Any payments due for either child support or alimony become “judgments” by operation of law from the date they are due but unpaid. Other payments due (either periodic, or lump sum) do not have this automatic provision, and if they were not formally “reduced to judgment” in the earlier proceedings constitute unliquidated damages until the person owed the money returns to court to reduce those sums to judgment.

When a judgment requires payments at a series of future dates, and a payment is missed, the missed payment “draws interest . . . until satisfied.” The person owed the money does not have to do anything to start the running of interest – that is automatic – but it is usually the burden of the person owed the money to calculate the sum owed, and to collect it from the party owing the money. The rate owed varies every six months, at 2% more than the prime rate of interest.

Child support is treated specially under Nevada law, in several ways. Because of a change to the laws in 1987, the Nevada Supreme Court has ruled that the statute of limitations never runs on child support obligations that accrued on or after July 1, 1981.

A court that finds that an arrearage in child support has accrued is required to add interest to the sum due, as well as “a reasonable attorney’s fee,” which is to be awarded “unless the court finds that the responsible parent would experience an undue hardship if required to pay such amounts.”

Further, and in addition to interest and attorney’s fees incurred for collection, a court finding an arrearage in child support must add a 10% per year penalty on each delinquent payment from the date it was due, for all sums accruing on or after October 15, 1995. District attorneys and other public agencies are specifically charged with enforcement of the provision.

The penalties provision was given a two-year delay before it went into effect (from its passage in the 1993 legislature, until October, 1995), presumably for the purpose of allowing anyone then in arrears to catch up on payments.

While many lawyers apparently do not know how to calculate interest and penalties, or routinely fail to do so, this office requests and obtains both when due for sums awarded in favor of our clients. It is not uncommon for the sum of interest and penalties to be sufficient to even pay all costs and attorney’s fees, while still enlarging the net award to the client. Basically, if interest runs at 10% per year, and a debt is owed for five years, the sum owed increases by about 50%. Calculating – and obtaining – all sums due to a client is just part of good lawyering.

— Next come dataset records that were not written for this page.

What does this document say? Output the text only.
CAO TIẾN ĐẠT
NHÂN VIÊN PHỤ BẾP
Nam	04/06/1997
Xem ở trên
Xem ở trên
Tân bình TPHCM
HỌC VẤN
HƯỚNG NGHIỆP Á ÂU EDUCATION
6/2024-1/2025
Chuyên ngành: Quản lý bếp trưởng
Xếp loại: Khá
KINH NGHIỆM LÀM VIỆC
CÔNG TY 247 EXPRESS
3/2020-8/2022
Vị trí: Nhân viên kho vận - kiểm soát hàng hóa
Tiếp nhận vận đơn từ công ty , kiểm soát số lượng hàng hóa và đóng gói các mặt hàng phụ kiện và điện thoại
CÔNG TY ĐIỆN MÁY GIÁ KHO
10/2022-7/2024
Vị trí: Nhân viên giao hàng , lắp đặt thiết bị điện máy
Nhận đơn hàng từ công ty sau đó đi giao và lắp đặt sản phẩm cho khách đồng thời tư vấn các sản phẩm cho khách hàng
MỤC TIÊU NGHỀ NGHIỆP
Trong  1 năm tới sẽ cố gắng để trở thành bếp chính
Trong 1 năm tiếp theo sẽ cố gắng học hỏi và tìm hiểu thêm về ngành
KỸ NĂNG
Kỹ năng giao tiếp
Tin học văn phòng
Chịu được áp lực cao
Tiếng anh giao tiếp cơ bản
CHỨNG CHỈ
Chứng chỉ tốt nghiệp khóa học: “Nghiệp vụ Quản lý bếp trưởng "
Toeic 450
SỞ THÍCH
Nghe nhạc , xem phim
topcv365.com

WILLICK LAW GROUP developed the “Marshal Law Judgment and Interest Calculator Program” in 1991, and has updated and improved it over the years since then. Version Three added the child support penalties calculator. The accuracy and admissibility of Marshal Law calculations have been approved by every judge in the State of Nevada that has been asked to rule on that question, and it is the standard program for calculation of interest and penalties in use in this State. The attorneys of this office have published articles and have been teaching lawyers and judges how to properly apply judgment and interest for about 15 years.